Why Indexes Matter

Without an index, a database performs a full table scan — reading every single row to find the ones that match your query. On a small table this is fine. On a table with millions of rows, it's a performance disaster. Indexes solve this by creating a data structure that lets the database jump directly to the relevant rows.

Think of an index like the index at the back of a textbook: instead of reading every page to find "normalization," you look it up alphabetically and go straight to page 47.

How a B-Tree Index Works

The most common index type is the B-tree (balanced tree) index. It stores column values in a sorted tree structure with pointers back to the actual table rows. When you query WHERE last_name = 'Smith', the database traverses the tree in O(log n) time rather than scanning O(n) rows.

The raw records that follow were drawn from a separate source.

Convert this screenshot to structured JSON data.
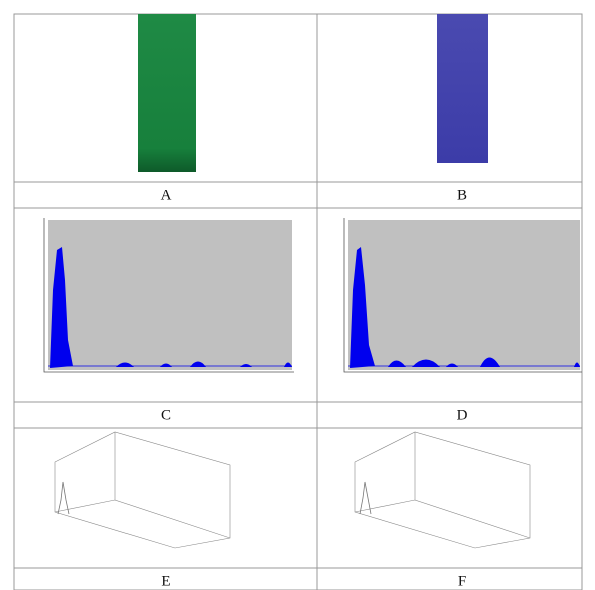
{
  "panels": [
    {
      "label": "A"
    },
    {
      "label": "B"
    },
    {
      "label": "C"
    },
    {
      "label": "D"
    },
    {
      "label": "E"
    },
    {
      "label": "F"
    }
  ]
}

Most databases (PostgreSQL, MySQL, SQL Server) use B-tree indexes by default.

Creating an Index

-- Basic single-column index
CREATE INDEX idx_orders_customer_id ON orders(customer_id);

-- Composite index (column order matters!)
CREATE INDEX idx_orders_status_date ON orders(status, created_at);

-- Unique index (also enforces uniqueness)
CREATE UNIQUE INDEX idx_users_email ON users(email);

When to Add an Index

Good candidates for indexing include:

  • Columns frequently used in WHERE clauses
  • Columns used in JOIN conditions
  • Columns used in ORDER BY or GROUP BY
  • Foreign key columns (not always auto-indexed depending on your DB)

When NOT to Add an Index

More indexes isn't always better. Indexes have real costs:

  • Write overhead: Every INSERT, UPDATE, and DELETE must also update all relevant indexes.
  • Storage: Indexes consume disk space, sometimes significantly.
  • Small tables: A full scan is often faster than an index lookup on tiny tables.
  • Low-cardinality columns: Indexing a boolean column with only two possible values is rarely useful.

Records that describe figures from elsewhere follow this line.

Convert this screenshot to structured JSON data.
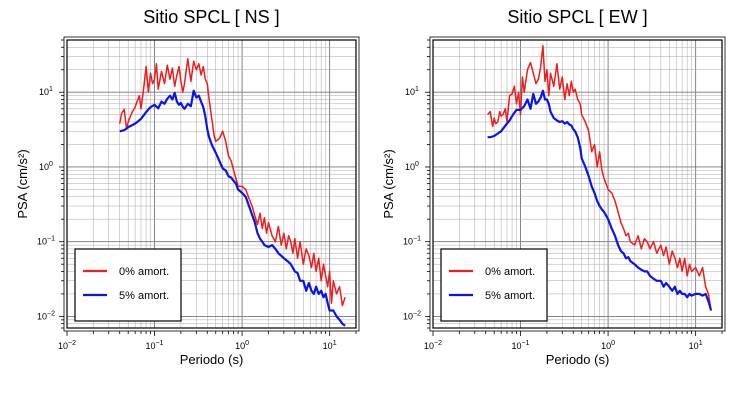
{
  "chart_data": [
    {
      "type": "line",
      "title": "Sitio SPCL [ NS ]",
      "xlabel": "Periodo (s)",
      "ylabel": "PSA (cm/s²)",
      "xscale": "log",
      "yscale": "log",
      "xlim": [
        0.01,
        20
      ],
      "ylim": [
        0.007,
        50
      ],
      "grid": true,
      "legend_position": "bottom-left",
      "xticks": [
        {
          "base": "10",
          "exp": "−2"
        },
        {
          "base": "10",
          "exp": "−1"
        },
        {
          "base": "10",
          "exp": "0"
        },
        {
          "base": "10",
          "exp": "1"
        }
      ],
      "yticks": [
        {
          "base": "10",
          "exp": "−2"
        },
        {
          "base": "10",
          "exp": "−1"
        },
        {
          "base": "10",
          "exp": "0"
        },
        {
          "base": "10",
          "exp": "1"
        }
      ],
      "series": [
        {
          "name": "0% amort.",
          "color": "#ee1c1c",
          "x": [
            0.04,
            0.042,
            0.045,
            0.048,
            0.05,
            0.053,
            0.056,
            0.06,
            0.063,
            0.067,
            0.07,
            0.075,
            0.08,
            0.085,
            0.09,
            0.095,
            0.1,
            0.105,
            0.11,
            0.12,
            0.13,
            0.14,
            0.15,
            0.16,
            0.17,
            0.18,
            0.19,
            0.2,
            0.21,
            0.22,
            0.24,
            0.26,
            0.28,
            0.3,
            0.32,
            0.34,
            0.36,
            0.38,
            0.4,
            0.42,
            0.45,
            0.48,
            0.5,
            0.55,
            0.6,
            0.65,
            0.7,
            0.75,
            0.8,
            0.85,
            0.9,
            1.0,
            1.1,
            1.2,
            1.3,
            1.4,
            1.5,
            1.6,
            1.7,
            1.8,
            1.9,
            2.0,
            2.2,
            2.4,
            2.6,
            2.8,
            3.0,
            3.2,
            3.4,
            3.6,
            3.8,
            4.0,
            4.3,
            4.6,
            5.0,
            5.4,
            5.8,
            6.2,
            6.6,
            7.0,
            7.5,
            8.0,
            8.5,
            9.0,
            9.5,
            10,
            10.5,
            11,
            12,
            13,
            14,
            15
          ],
          "values": [
            3.8,
            5.2,
            5.9,
            3.2,
            4.0,
            4.8,
            5.5,
            6.3,
            7.5,
            9.0,
            6.0,
            11,
            22,
            10,
            18,
            13,
            15,
            24,
            11,
            19,
            13,
            23,
            15,
            21,
            12,
            17,
            22,
            14,
            10,
            13,
            28,
            14,
            26,
            20,
            24,
            17,
            22,
            15,
            13,
            8,
            4.5,
            2.6,
            2.2,
            2.4,
            3.0,
            2.2,
            1.4,
            1.2,
            0.9,
            0.7,
            0.55,
            0.55,
            0.5,
            0.38,
            0.3,
            0.22,
            0.17,
            0.24,
            0.15,
            0.21,
            0.13,
            0.18,
            0.12,
            0.1,
            0.16,
            0.09,
            0.13,
            0.08,
            0.12,
            0.1,
            0.07,
            0.11,
            0.06,
            0.1,
            0.05,
            0.08,
            0.065,
            0.045,
            0.07,
            0.04,
            0.06,
            0.03,
            0.05,
            0.035,
            0.025,
            0.04,
            0.015,
            0.03,
            0.02,
            0.025,
            0.014,
            0.018
          ]
        },
        {
          "name": "5% amort.",
          "color": "#0a14e6",
          "x": [
            0.04,
            0.045,
            0.05,
            0.055,
            0.06,
            0.065,
            0.07,
            0.075,
            0.08,
            0.085,
            0.09,
            0.1,
            0.11,
            0.12,
            0.13,
            0.14,
            0.15,
            0.16,
            0.17,
            0.18,
            0.19,
            0.2,
            0.21,
            0.22,
            0.24,
            0.26,
            0.28,
            0.3,
            0.32,
            0.34,
            0.36,
            0.38,
            0.4,
            0.42,
            0.45,
            0.48,
            0.5,
            0.55,
            0.6,
            0.65,
            0.7,
            0.75,
            0.8,
            0.85,
            0.9,
            1.0,
            1.1,
            1.2,
            1.3,
            1.4,
            1.5,
            1.6,
            1.7,
            1.8,
            2.0,
            2.2,
            2.4,
            2.6,
            2.8,
            3.0,
            3.3,
            3.6,
            4.0,
            4.3,
            4.6,
            5.0,
            5.4,
            5.8,
            6.2,
            6.6,
            7.0,
            7.5,
            8.0,
            8.5,
            9.0,
            9.5,
            10,
            11,
            12,
            13,
            14,
            15
          ],
          "values": [
            3.0,
            3.1,
            3.4,
            3.6,
            3.8,
            4.1,
            4.4,
            4.9,
            5.4,
            5.9,
            6.3,
            6.8,
            6.1,
            7.5,
            7.0,
            8.2,
            9.0,
            8.0,
            9.8,
            7.5,
            6.8,
            7.2,
            6.4,
            6.0,
            7.0,
            6.5,
            10.5,
            8.5,
            9.0,
            7.5,
            6.3,
            4.8,
            3.2,
            2.5,
            2.0,
            1.7,
            1.55,
            1.2,
            0.95,
            0.9,
            0.75,
            0.72,
            0.65,
            0.6,
            0.5,
            0.45,
            0.4,
            0.3,
            0.23,
            0.18,
            0.13,
            0.11,
            0.1,
            0.09,
            0.085,
            0.09,
            0.08,
            0.07,
            0.065,
            0.06,
            0.055,
            0.05,
            0.04,
            0.038,
            0.03,
            0.03,
            0.022,
            0.028,
            0.022,
            0.02,
            0.025,
            0.02,
            0.022,
            0.018,
            0.02,
            0.015,
            0.012,
            0.012,
            0.01,
            0.009,
            0.008,
            0.0075
          ]
        }
      ]
    },
    {
      "type": "line",
      "title": "Sitio SPCL [ EW ]",
      "xlabel": "Periodo (s)",
      "ylabel": "PSA (cm/s²)",
      "xscale": "log",
      "yscale": "log",
      "xlim": [
        0.01,
        20
      ],
      "ylim": [
        0.007,
        50
      ],
      "grid": true,
      "legend_position": "bottom-left",
      "xticks": [
        {
          "base": "10",
          "exp": "−2"
        },
        {
          "base": "10",
          "exp": "−1"
        },
        {
          "base": "10",
          "exp": "0"
        },
        {
          "base": "10",
          "exp": "1"
        }
      ],
      "yticks": [
        {
          "base": "10",
          "exp": "−2"
        },
        {
          "base": "10",
          "exp": "−1"
        },
        {
          "base": "10",
          "exp": "0"
        },
        {
          "base": "10",
          "exp": "1"
        }
      ],
      "series": [
        {
          "name": "0% amort.",
          "color": "#ee1c1c",
          "x": [
            0.042,
            0.045,
            0.048,
            0.05,
            0.052,
            0.055,
            0.058,
            0.06,
            0.063,
            0.067,
            0.07,
            0.075,
            0.08,
            0.085,
            0.09,
            0.095,
            0.1,
            0.105,
            0.11,
            0.12,
            0.13,
            0.14,
            0.15,
            0.16,
            0.17,
            0.18,
            0.19,
            0.2,
            0.21,
            0.22,
            0.24,
            0.26,
            0.28,
            0.3,
            0.32,
            0.34,
            0.36,
            0.38,
            0.4,
            0.42,
            0.45,
            0.48,
            0.5,
            0.55,
            0.6,
            0.65,
            0.7,
            0.75,
            0.8,
            0.85,
            0.9,
            1.0,
            1.1,
            1.2,
            1.3,
            1.4,
            1.5,
            1.6,
            1.7,
            1.8,
            2.0,
            2.2,
            2.4,
            2.6,
            2.8,
            3.0,
            3.3,
            3.6,
            4.0,
            4.3,
            4.6,
            5.0,
            5.4,
            5.8,
            6.2,
            6.6,
            7.0,
            7.5,
            8.0,
            8.5,
            9.0,
            10,
            11,
            12,
            13,
            14,
            15
          ],
          "values": [
            5.0,
            5.5,
            3.5,
            4.5,
            3.8,
            4.0,
            5.5,
            4.8,
            5.0,
            6.0,
            4.0,
            9.0,
            9.5,
            12,
            7.0,
            10,
            5.0,
            16,
            10,
            20,
            25,
            18,
            13,
            15,
            22,
            42,
            14,
            20,
            9.0,
            18,
            12,
            24,
            11,
            16,
            8.0,
            13,
            9.0,
            14,
            10,
            11,
            8.0,
            7.0,
            5.0,
            4.0,
            3.0,
            1.6,
            2.0,
            1.0,
            1.6,
            0.9,
            0.7,
            0.5,
            0.45,
            0.35,
            0.25,
            0.18,
            0.15,
            0.12,
            0.13,
            0.1,
            0.09,
            0.12,
            0.08,
            0.11,
            0.1,
            0.08,
            0.1,
            0.07,
            0.09,
            0.065,
            0.085,
            0.05,
            0.075,
            0.06,
            0.045,
            0.06,
            0.04,
            0.06,
            0.035,
            0.05,
            0.04,
            0.045,
            0.035,
            0.045,
            0.025,
            0.02,
            0.012
          ]
        },
        {
          "name": "5% amort.",
          "color": "#0a14e6",
          "x": [
            0.042,
            0.045,
            0.05,
            0.055,
            0.06,
            0.065,
            0.07,
            0.075,
            0.08,
            0.085,
            0.09,
            0.1,
            0.11,
            0.12,
            0.13,
            0.14,
            0.15,
            0.16,
            0.17,
            0.18,
            0.19,
            0.2,
            0.21,
            0.22,
            0.24,
            0.26,
            0.28,
            0.3,
            0.32,
            0.34,
            0.36,
            0.38,
            0.4,
            0.42,
            0.45,
            0.48,
            0.5,
            0.55,
            0.6,
            0.65,
            0.7,
            0.75,
            0.8,
            0.85,
            0.9,
            1.0,
            1.1,
            1.2,
            1.3,
            1.4,
            1.5,
            1.6,
            1.7,
            1.8,
            2.0,
            2.2,
            2.4,
            2.6,
            2.8,
            3.0,
            3.3,
            3.6,
            4.0,
            4.3,
            4.6,
            5.0,
            5.4,
            5.8,
            6.2,
            6.6,
            7.0,
            7.5,
            8.0,
            8.5,
            9.0,
            10,
            11,
            12,
            13,
            14,
            15
          ],
          "values": [
            2.5,
            2.5,
            2.6,
            2.8,
            3.0,
            3.4,
            3.8,
            4.2,
            4.8,
            5.3,
            5.8,
            5.8,
            6.5,
            8.0,
            6.0,
            9.5,
            7.0,
            7.5,
            8.5,
            10.5,
            8.0,
            8.0,
            7.0,
            5.5,
            4.5,
            4.2,
            4.0,
            4.1,
            3.8,
            4.0,
            3.7,
            3.6,
            3.2,
            3.0,
            2.5,
            1.8,
            1.3,
            1.0,
            0.75,
            0.55,
            0.45,
            0.35,
            0.3,
            0.27,
            0.25,
            0.2,
            0.15,
            0.12,
            0.09,
            0.075,
            0.07,
            0.06,
            0.062,
            0.055,
            0.05,
            0.045,
            0.042,
            0.04,
            0.04,
            0.035,
            0.032,
            0.03,
            0.03,
            0.025,
            0.028,
            0.025,
            0.022,
            0.025,
            0.02,
            0.022,
            0.02,
            0.02,
            0.018,
            0.02,
            0.019,
            0.02,
            0.02,
            0.019,
            0.02,
            0.016,
            0.012
          ]
        }
      ]
    }
  ]
}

Composite Index Column Order

With composite indexes, order matters. An index on (status, created_at) will efficiently support queries filtering by status alone, or by status AND created_at. But it won't efficiently support queries filtering only by created_at. Put the most selective (highest cardinality) column first, unless query patterns dictate otherwise.

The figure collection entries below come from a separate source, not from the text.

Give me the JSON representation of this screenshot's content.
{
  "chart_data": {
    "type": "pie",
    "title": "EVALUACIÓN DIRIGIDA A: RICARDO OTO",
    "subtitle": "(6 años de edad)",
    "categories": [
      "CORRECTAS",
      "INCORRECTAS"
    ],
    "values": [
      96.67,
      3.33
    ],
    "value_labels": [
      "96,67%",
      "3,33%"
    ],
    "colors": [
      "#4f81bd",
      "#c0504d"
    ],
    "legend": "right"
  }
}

Using EXPLAIN to Verify Index Usage

Always verify your indexes are being used with EXPLAIN (or EXPLAIN ANALYZE in PostgreSQL):

EXPLAIN SELECT * FROM orders WHERE customer_id = 42;

Look for Index Scan or Index Seek in the output. A Seq Scan (sequential/full table scan) on a large table is a warning sign that your index isn't being used — or doesn't exist.

Common Index Pitfalls

  1. Wrapping indexed columns in functions: WHERE YEAR(created_at) = 2024 prevents index use. Use range conditions instead.
  2. Leading wildcard searches: WHERE name LIKE '%Smith' can't use a B-tree index. LIKE 'Smith%' can.
  3. Implicit type conversions: Comparing an indexed VARCHAR column to an integer causes a type cast that bypasses the index.
  4. Too many indexes: Tables with heavy write loads suffer when over-indexed.

Key Takeaways

  • Indexes dramatically speed up reads on large tables by avoiding full scans.
  • Every index adds overhead to write operations — choose thoughtfully.
  • Use EXPLAIN to confirm your queries are actually using indexes.
  • Composite index column order is critical — plan it around your actual queries.